Екатерина (Мариенгоф) - страница 25

Солдаты снесли помилованного с помоста.

Извозчичья клячонка помахивала хвостом-ледышкой.

Остерман одернул лисью поколенную шубку, поудобней лег в санях и, хрустнув костяшками худых пальцев с желтыми ногтями, вторично подумал о Елисавете и сенаторах ее: «Ничего не умеют».

Миних, Головкин, Левенвольде, Менгден и Темирязев на эшафот не всходили.

* * *

«В Сибирь!»

И поехали: Остерман в Березов, Миних в Пелым.

Бирону же милость — из Пелыма в Ярославль.

* * *

У околицы сани, увозящие Миниха, и сани, возвращающие Бирона, повстречались.

Четвертая глава

1

У Фике распухли губы от поцелуев.

— Довольно. А то мне будет больно дотронуться ртом до чашки, и я не смогу вечером пить чай. Это огорчит мою маму.

— Любите ли вы меня, милая Фике?

— Да! Очень! — и прижавшись головой к широкой груди красивого офицера прусской службы, она добавила: — Вы же мой дядя, как я могу вас не любить?

Она сказала это тоном ближайшей родственницы и вполне искренно. Так, по крайней мере, показалось принцу Георгу-Людвигу, родному брату ее матери, красивому офицеру.

Разве давно не замечено, что глупость понимает толк в прекрасном: как часто головы, в которых она устраивается, имеют форму, отвечающую самым строгим законам гармонии, а неряшливая мудрость сплошь и рядом довольствуется безобразным горшком, увенчанным лысиной.

Красивый офицер вздохнул:

— Вы ребенок, с которым нет возможности говорить.

— Мне уже четырнадцать лет, милый дядя.

— Замолчите! — воскликнул двадцатичетырехлетний офицер — вы даже не имеете понятия, как мне тяжело быть вашим дядей.

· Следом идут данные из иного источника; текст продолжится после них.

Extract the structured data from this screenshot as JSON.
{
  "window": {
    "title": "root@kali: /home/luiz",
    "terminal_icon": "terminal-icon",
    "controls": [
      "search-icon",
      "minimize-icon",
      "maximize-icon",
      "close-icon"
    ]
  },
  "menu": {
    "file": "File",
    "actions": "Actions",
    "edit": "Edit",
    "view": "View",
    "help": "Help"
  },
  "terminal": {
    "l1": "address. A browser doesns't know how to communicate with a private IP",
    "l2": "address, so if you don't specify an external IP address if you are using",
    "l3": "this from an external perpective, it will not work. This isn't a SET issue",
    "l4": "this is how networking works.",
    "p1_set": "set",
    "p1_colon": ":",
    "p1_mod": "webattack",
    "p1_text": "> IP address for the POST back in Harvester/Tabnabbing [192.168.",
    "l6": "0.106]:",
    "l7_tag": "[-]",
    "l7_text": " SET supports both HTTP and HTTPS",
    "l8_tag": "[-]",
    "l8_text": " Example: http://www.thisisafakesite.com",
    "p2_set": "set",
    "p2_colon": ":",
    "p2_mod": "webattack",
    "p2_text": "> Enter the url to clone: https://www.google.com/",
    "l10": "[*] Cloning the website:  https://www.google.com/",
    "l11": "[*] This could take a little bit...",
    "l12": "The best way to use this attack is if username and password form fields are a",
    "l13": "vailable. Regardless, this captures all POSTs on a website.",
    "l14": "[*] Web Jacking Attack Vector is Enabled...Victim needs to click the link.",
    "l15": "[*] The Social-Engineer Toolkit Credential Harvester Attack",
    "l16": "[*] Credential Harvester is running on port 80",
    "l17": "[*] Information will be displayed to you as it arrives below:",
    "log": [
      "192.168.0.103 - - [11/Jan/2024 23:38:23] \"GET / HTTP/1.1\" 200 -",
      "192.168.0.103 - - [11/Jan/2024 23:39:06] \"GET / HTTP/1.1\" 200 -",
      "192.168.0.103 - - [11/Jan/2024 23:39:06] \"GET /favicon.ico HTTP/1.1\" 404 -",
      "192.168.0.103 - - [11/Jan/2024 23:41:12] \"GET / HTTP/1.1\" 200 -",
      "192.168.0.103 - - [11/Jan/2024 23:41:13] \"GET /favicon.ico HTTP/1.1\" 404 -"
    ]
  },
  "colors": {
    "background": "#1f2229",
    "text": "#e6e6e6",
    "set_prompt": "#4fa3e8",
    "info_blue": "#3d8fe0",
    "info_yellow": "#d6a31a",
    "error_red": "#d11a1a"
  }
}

— Ай, пожалуйста, только не говорите этого маме. Она очень рассердится на меня, если узнает, что я такая плохая племянница.

— Опять! Вы бессердечны.

Но девица не унималась.

— Скажите, дядя…

Нечто похожее на стон вырвалось из груди несчастного родственника.

— Дядя! — сочувственно воскликнула притворщица. — Научите же меня скорей, что я должна сделать, чтобы стать примерной племянницей и чтобы вам не было тяжело быть моим…

Офицер с такой силой сжал ее в своих объятиях, что проклятое слово «дядя» притворщица скорее выдохнула, чем проговорила. Но, тем не менее, офицер его услыхал.

— Фике, — сказал он умоляющим голосом, — согласитесь выйти за меня замуж. Право, это не имеет большого значения, что я довожусь вам… кем-то.

Фике подняла на него счастливые глаза.

А вечером она действительно не могла пить чай.

Брауншвейг был третьим по счету городом, в котором они целовались. Началось с Берлина, где им мешала Бабет Кардель. Потом Гамбург, где им не мешала Бабет Кардель. И, наконец, Брауншвейг, где им покровительствовала Иоганна-Елисавета, легкомысленная мамаша.